Given an N neuron ANN, with neurons numbered from the input neurons to the outputs, the corresponding matrix A, is a NxN binary matrix, in which a “1” in Aij correlates to a connection between neuron i and neuron j.

In previous methods the GA chromosome was a string of bits, holding the rows of the matrix concatenated to each other (“Direct” encoding). A variant for this method is the “Weak” encoding scheme, in which the ANN is divided into a few directly encoded clusters, with the connections between the clusters. Both these methods suffered from scalability problems: convergence performance greatly degrades as the size of the network grows.

Another issue is “Genetic Plausibility” – as biological human DNA is not large enough in order to directly encode, for example, the brain.

 

The proposed method uses a grammar in order to create rules for producing the connectivity matrix. The grammar used is an augmented version of Lindenmayer’s L-system. (For experimental reasons, a context free and deterministic grammar is used).

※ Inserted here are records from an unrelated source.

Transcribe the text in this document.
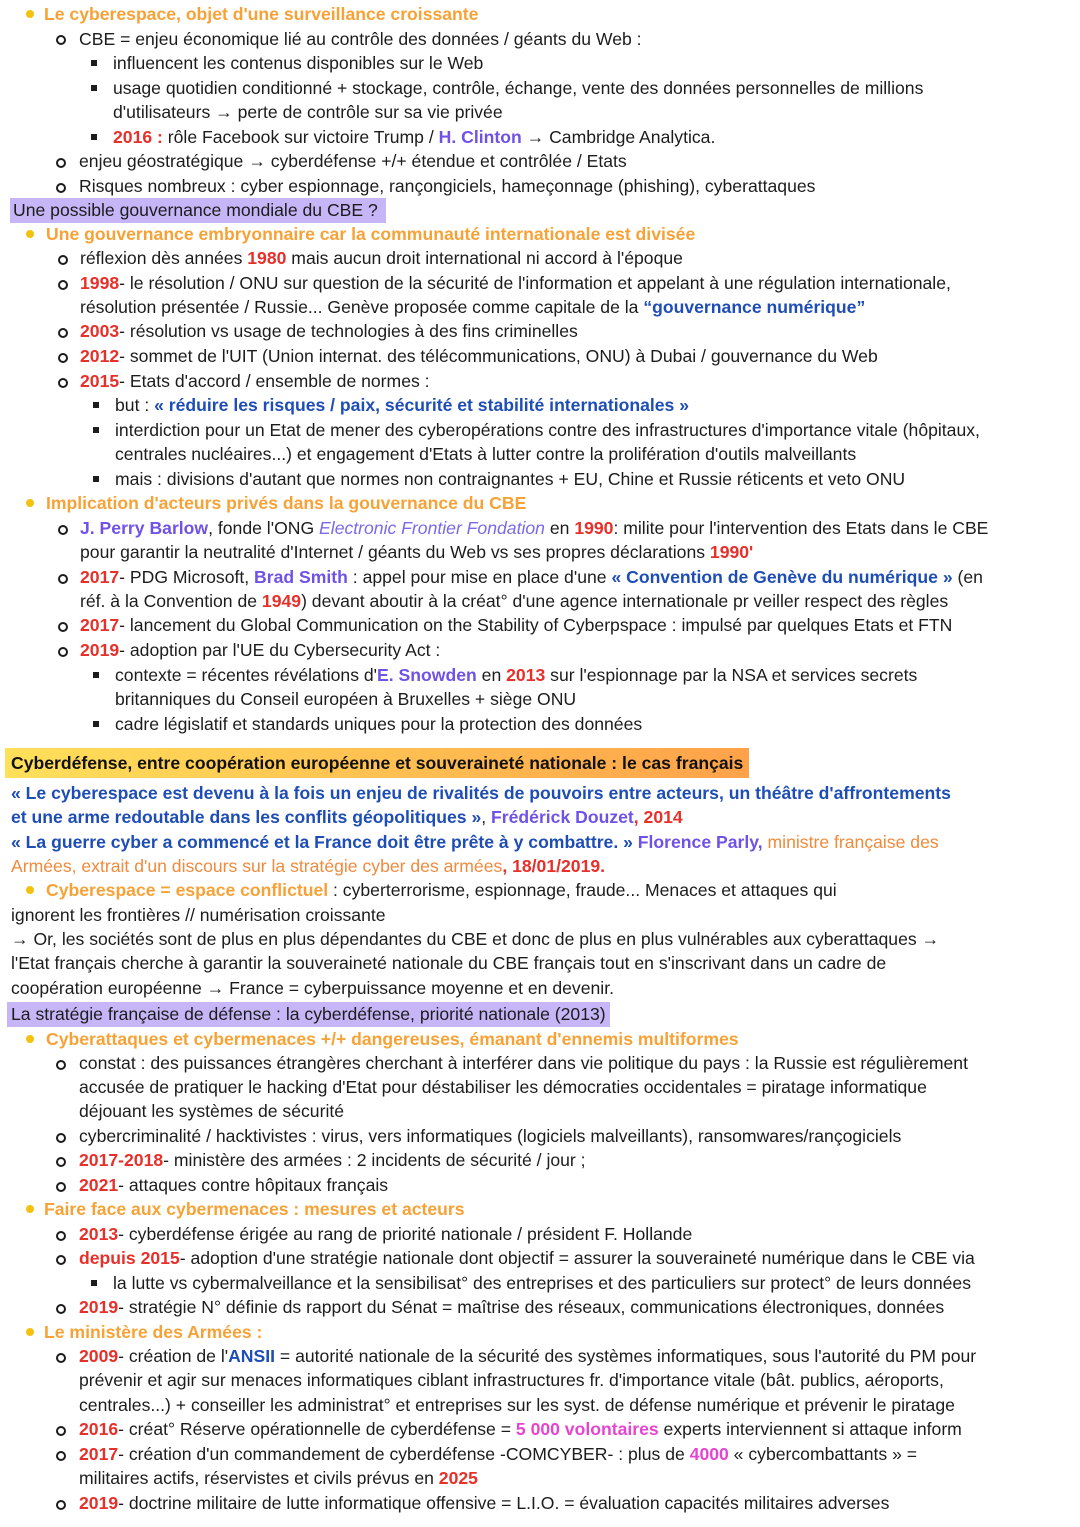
Le cyberespace, objet d'une surveillance croissante
CBE = enjeu économique lié au contrôle des données / géants du Web :
influencent les contenus disponibles sur le Web
usage quotidien conditionné + stockage, contrôle, échange, vente des données personnelles de millions
d'utilisateurs → perte de contrôle sur sa vie privée
2016 : rôle Facebook sur victoire Trump / H. Clinton → Cambridge Analytica.
enjeu géostratégique → cyberdéfense +/+ étendue et contrôlée / Etats
Risques nombreux : cyber espionnage, rançongiciels, hameçonnage (phishing), cyberattaques
Une possible gouvernance mondiale du CBE ?
Une gouvernance embryonnaire car la communauté internationale est divisée
réflexion dès années 1980 mais aucun droit international ni accord à l'époque
1998- le résolution / ONU sur question de la sécurité de l'information et appelant à une régulation internationale,
résolution présentée / Russie... Genève proposée comme capitale de la “gouvernance numérique”
2003- résolution vs usage de technologies à des fins criminelles
2012- sommet de l'UIT (Union internat. des télécommunications, ONU) à Dubai / gouvernance du Web
2015- Etats d'accord / ensemble de normes :
but : « réduire les risques / paix, sécurité et stabilité internationales »
interdiction pour un Etat de mener des cyberopérations contre des infrastructures d'importance vitale (hôpitaux,
centrales nucléaires...) et engagement d'Etats à lutter contre la prolifération d'outils malveillants
mais : divisions d'autant que normes non contraignantes + EU, Chine et Russie réticents et veto ONU
Implication d'acteurs privés dans la gouvernance du CBE
J. Perry Barlow, fonde l'ONG Electronic Frontier Fondation en 1990: milite pour l'intervention des Etats dans le CBE
pour garantir la neutralité d'Internet / géants du Web vs ses propres déclarations 1990'
2017- PDG Microsoft, Brad Smith : appel pour mise en place d'une « Convention de Genève du numérique » (en
réf. à la Convention de 1949) devant aboutir à la créat° d'une agence internationale pr veiller respect des règles
2017- lancement du Global Communication on the Stability of Cyberpspace : impulsé par quelques Etats et FTN
2019- adoption par l'UE du Cybersecurity Act :
contexte = récentes révélations d'E. Snowden en 2013 sur l'espionnage par la NSA et services secrets
britanniques du Conseil européen à Bruxelles + siège ONU
cadre législatif et standards uniques pour la protection des données
Cyberdéfense, entre coopération européenne et souveraineté nationale : le cas français
« Le cyberespace est devenu à la fois un enjeu de rivalités de pouvoirs entre acteurs, un théâtre d'affrontements
et une arme redoutable dans les conflits géopolitiques », Frédérick Douzet, 2014
« La guerre cyber a commencé et la France doit être prête à y combattre. » Florence Parly, ministre française des
Armées, extrait d'un discours sur la stratégie cyber des armées, 18/01/2019.
Cyberespace = espace conflictuel : cyberterrorisme, espionnage, fraude... Menaces et attaques qui
ignorent les frontières // numérisation croissante
→ Or, les sociétés sont de plus en plus dépendantes du CBE et donc de plus en plus vulnérables aux cyberattaques →
l'Etat français cherche à garantir la souveraineté nationale du CBE français tout en s'inscrivant dans un cadre de
coopération européenne → France = cyberpuissance moyenne et en devenir.
La stratégie française de défense : la cyberdéfense, priorité nationale (2013)
Cyberattaques et cybermenaces +/+ dangereuses, émanant d'ennemis multiformes
constat : des puissances étrangères cherchant à interférer dans vie politique du pays : la Russie est régulièrement
accusée de pratiquer le hacking d'Etat pour déstabiliser les démocraties occidentales = piratage informatique
déjouant les systèmes de sécurité
cybercriminalité / hacktivistes : virus, vers informatiques (logiciels malveillants), ransomwares/rançogiciels
2017-2018- ministère des armées : 2 incidents de sécurité / jour ;
2021- attaques contre hôpitaux français
Faire face aux cybermenaces : mesures et acteurs
2013- cyberdéfense érigée au rang de priorité nationale / président F. Hollande
depuis 2015- adoption d'une stratégie nationale dont objectif = assurer la souveraineté numérique dans le CBE via
la lutte vs cybermalveillance et la sensibilisat° des entreprises et des particuliers sur protect° de leurs données
2019- stratégie N° définie ds rapport du Sénat = maîtrise des réseaux, communications électroniques, données
Le ministère des Armées :
2009- création de l'ANSII = autorité nationale de la sécurité des systèmes informatiques, sous l'autorité du PM pour
prévenir et agir sur menaces informatiques ciblant infrastructures fr. d'importance vitale (bât. publics, aéroports,
centrales...) + conseiller les administrat° et entreprises sur les syst. de défense numérique et prévenir le piratage
2016- créat° Réserve opérationnelle de cyberdéfense = 5 000 volontaires experts interviennent si attaque inform
2017- création d'un commandement de cyberdéfense -COMCYBER- : plus de 4000 « cybercombattants » =
militaires actifs, réservistes et civils prévus en 2025
2019- doctrine militaire de lutte informatique offensive = L.I.O. = évaluation capacités militaires adverses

The symbols in the grammar are 2x2 matrices, and the terminals “0” and “1”. There are pre-assigned unique symbols for all 16 2x2 binary matrices. The rest of the symbols are 2x2 matrices of terminals and non-terminals. A rule is defined by a left-hand side symbol, and four symbols corresponding to the 2x2 matrix elements. In order to create a square matrix at the end of the process, terminals appearing in intermediate production cycles, are written as matrices of full connections (all “1”), or matrices of empty connections (all “0”). Also, at the final cycle all non-terminals are set to “0”.

The chromosome consists for a variable and a constant part. The constant part consists of the starting rule symbol, and the 16 binary matrices. The variable part, which undergoes the genetic operations, holds the rest of the grammatical rules.

The compactness of the coding, and its weak connection to network size, will result in faster convergence of the genetic algorithm as opposed to the direct encoding method.

The experiments tested GA convergence and ANN performance for direct encoding and the grammatical encoding. The task the ANN had to solve was the Encoder/Decoder problem, chosen because of it is easily scalable, and it is accessible to other researchers.

The ANN tested is a feed-Forward network. The GA fitness function is the inverse sum of squares error, which is calculated after 10 epochs of back-propagation. Tests where run on 4-X-4 and 8-X-8 encoder/decoder problems, with population sizes of 10-100.

Results clearly showed faster GA convergence, and better ANN performance. Also, as expected, these results were much less sensitive to network size.

 

Additional advantages:

  1. The grammar is much more capable of copying meaningful sub-circuits. This allows whole reusable sub-circuits to appear in several areas of the network.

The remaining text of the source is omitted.